Eso es una señal de cuán rápido ha cambiado el sentir público
con respecto al matrimonio homosexual, pero también es un indicador de cuán
fuertemente las corporaciones estadounidenses se sienten obligadas a apoyar las
causas sociales, ya sean los derechos de los homosexuales, la desigualdad de
género en los salarios o la lucha por la bandera confederada. En un momento en
que los políticos de Estados Unidos están mimando a porciones cada vez más
reducidas del electorado, más y más corporaciones del Fortune 500 tratan de
atraer (o por lo menos, evitan ofender) a la mayor cantidad posible de
estadounidenses. La “inclusión” tal vez no sea una buena política en estos días
de polarización y micro-selección de votantes, pero parece ser buena para los
negocios. Y eso está convirtiendo a la comunidad empresarial en la especie de
fuerza política tipo “gran carpa” que ninguno de los grandes partidos políticos
puede afirmar ser.
“Queremos que todos compren en Wal-Mart”, dijo su director
ejecutivo Douglas McMillon a la Fox Business Network a fines de junio,
explicando por qué el gigante minorista estaba parando la venta de toda
mercancía con la bandera confederada. Eso pasó menos de una semana después de
un tiroteo en masa durante una reunión de estudios bíblicos en la Iglesia
Episcopal Metodista Africana de Emanuel en Charleston, Carolina del Sur. La
medida de Wal-Mart fue seguida rápidamente por otros minoristas estadounidenses
importantes, incluidos Amazon, eBay y la venerable Sears, mientras que los
directores ejecutivos Marc Benioff, de Salesforce.com, y Tim Cook, de Apple,
repitieron el sentir contra dicha bandera en Twitter. Desde entonces, Apple ha
retirado de su tienda de aplicaciones juegos que contengan la bandera.

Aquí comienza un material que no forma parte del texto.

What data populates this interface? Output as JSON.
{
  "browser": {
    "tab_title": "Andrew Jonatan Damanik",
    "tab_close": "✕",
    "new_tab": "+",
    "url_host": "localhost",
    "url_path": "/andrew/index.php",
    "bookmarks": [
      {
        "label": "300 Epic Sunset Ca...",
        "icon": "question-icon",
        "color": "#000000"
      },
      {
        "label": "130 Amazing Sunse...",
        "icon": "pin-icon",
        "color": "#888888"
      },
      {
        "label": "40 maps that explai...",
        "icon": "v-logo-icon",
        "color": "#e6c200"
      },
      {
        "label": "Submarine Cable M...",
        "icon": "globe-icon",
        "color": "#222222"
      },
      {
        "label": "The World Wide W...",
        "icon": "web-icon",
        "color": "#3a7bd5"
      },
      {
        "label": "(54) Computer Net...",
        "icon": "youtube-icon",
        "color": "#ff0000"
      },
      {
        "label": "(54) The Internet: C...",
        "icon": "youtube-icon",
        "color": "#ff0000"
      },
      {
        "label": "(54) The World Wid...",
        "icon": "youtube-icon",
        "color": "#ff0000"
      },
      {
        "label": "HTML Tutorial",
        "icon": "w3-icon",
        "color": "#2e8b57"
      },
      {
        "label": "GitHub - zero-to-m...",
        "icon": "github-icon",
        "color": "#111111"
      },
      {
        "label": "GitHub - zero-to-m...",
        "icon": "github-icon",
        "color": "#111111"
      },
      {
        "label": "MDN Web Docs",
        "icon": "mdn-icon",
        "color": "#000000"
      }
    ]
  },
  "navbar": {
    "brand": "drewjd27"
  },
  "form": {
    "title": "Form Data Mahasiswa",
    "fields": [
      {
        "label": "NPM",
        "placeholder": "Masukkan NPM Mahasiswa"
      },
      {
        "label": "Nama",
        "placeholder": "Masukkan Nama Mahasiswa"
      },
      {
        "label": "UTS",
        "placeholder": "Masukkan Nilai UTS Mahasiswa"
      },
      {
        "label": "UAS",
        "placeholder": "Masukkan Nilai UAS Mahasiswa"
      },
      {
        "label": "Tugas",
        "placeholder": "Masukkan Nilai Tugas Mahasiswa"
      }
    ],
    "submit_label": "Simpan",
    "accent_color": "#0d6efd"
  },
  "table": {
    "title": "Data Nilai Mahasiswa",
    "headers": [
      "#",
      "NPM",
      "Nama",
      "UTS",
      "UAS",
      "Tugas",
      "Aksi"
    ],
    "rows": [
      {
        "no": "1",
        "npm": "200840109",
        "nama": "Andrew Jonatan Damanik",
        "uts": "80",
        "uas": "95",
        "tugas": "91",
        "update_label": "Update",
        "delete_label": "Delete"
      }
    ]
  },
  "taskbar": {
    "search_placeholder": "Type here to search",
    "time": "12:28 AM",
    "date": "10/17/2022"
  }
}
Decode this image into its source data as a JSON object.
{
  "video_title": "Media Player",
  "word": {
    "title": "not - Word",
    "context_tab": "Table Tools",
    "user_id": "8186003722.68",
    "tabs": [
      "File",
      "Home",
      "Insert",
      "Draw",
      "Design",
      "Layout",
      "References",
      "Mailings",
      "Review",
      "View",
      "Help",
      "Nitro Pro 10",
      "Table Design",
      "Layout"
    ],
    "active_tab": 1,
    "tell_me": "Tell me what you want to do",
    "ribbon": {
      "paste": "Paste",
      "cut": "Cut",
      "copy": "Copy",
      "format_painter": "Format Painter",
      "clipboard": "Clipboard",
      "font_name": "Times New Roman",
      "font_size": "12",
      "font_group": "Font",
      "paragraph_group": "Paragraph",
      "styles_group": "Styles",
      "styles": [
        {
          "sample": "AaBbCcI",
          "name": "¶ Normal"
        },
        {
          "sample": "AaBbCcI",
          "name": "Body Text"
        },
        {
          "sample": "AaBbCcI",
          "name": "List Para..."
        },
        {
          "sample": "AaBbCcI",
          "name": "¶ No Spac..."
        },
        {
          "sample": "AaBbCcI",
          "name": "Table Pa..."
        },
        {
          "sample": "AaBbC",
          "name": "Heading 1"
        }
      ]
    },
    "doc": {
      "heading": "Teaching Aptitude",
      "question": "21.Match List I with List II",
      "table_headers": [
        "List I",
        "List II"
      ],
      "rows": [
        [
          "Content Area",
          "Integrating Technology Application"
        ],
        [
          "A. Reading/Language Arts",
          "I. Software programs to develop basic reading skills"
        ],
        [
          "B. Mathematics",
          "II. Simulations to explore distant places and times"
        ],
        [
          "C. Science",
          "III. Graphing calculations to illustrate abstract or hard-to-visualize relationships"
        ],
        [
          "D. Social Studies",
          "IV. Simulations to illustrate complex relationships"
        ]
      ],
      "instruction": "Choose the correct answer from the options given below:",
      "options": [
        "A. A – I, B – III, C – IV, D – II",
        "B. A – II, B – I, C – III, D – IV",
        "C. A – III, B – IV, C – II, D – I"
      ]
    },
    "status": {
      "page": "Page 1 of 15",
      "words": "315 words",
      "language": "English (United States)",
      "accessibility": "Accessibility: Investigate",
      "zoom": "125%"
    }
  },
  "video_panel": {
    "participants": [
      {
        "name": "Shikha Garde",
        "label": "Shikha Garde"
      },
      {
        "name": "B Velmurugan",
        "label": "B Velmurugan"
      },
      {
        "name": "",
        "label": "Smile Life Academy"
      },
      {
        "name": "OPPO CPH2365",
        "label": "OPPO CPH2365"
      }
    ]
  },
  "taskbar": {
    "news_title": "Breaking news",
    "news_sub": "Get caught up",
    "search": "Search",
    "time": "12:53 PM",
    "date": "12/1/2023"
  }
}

Este es un cambio significativo para las compañías grandes, que
solían buscar dónde refugiarse cada vez que estas controversias surgían. Pero
las expectativas de la dirigencia corporativa han cambiado en años recientes,
y, como lo señaló Benioff a Newsweek en una entrevista telefónica desde Europa,
las redes sociales facilitan mucho el apoyar el tópico del día. Incluso hace
una década, “no era tan fácil comunicar tu mensaje”, dice él. “Hoy, si traigo
mi teléfono celular, tengo la capacidad de comunicarme con millones de personas
al unísono”. Ese es el tipo de debate social que otrora sólo se daba a nivel
local. Por ejemplo, de vuelta en 2000, la Cámara de Comercio de Carolina del
Sur cabildeó duramente para que la legislatura estatal retirara la bandera
confederada de la cúpula del capitolio después de que la NAACP (siglas en
inglés de la Asociación Nacional para el Progreso de la Personas de Color)
lanzó un boicot turístico. Pero no fue sino hasta este junio que el Estados
Unidos corporativo rechazó la bandera en masa.
Una ley de libertad religiosa promulgada esta primavera en
Indiana impulsó a las corporaciones, dentro y fuera del estado, a combatir la
medida porque parecía autorizar la discriminación contra los gays.
Organizaciones locales, como la NCAA (siglas en inglés de la Asociación
Nacional Atlética Colegial), con sus oficinas centrales en Indianápolis,
temieron un boicot. Pero el argumento más persuasivo en la comunidad
empresarial nacional fue que la nueva ley tendría un impacto negativo en las
grandes y diversas fuerzas laborales de las compañías, diseminadas en estados
que tienen toda una gama de leyes matrimoniales.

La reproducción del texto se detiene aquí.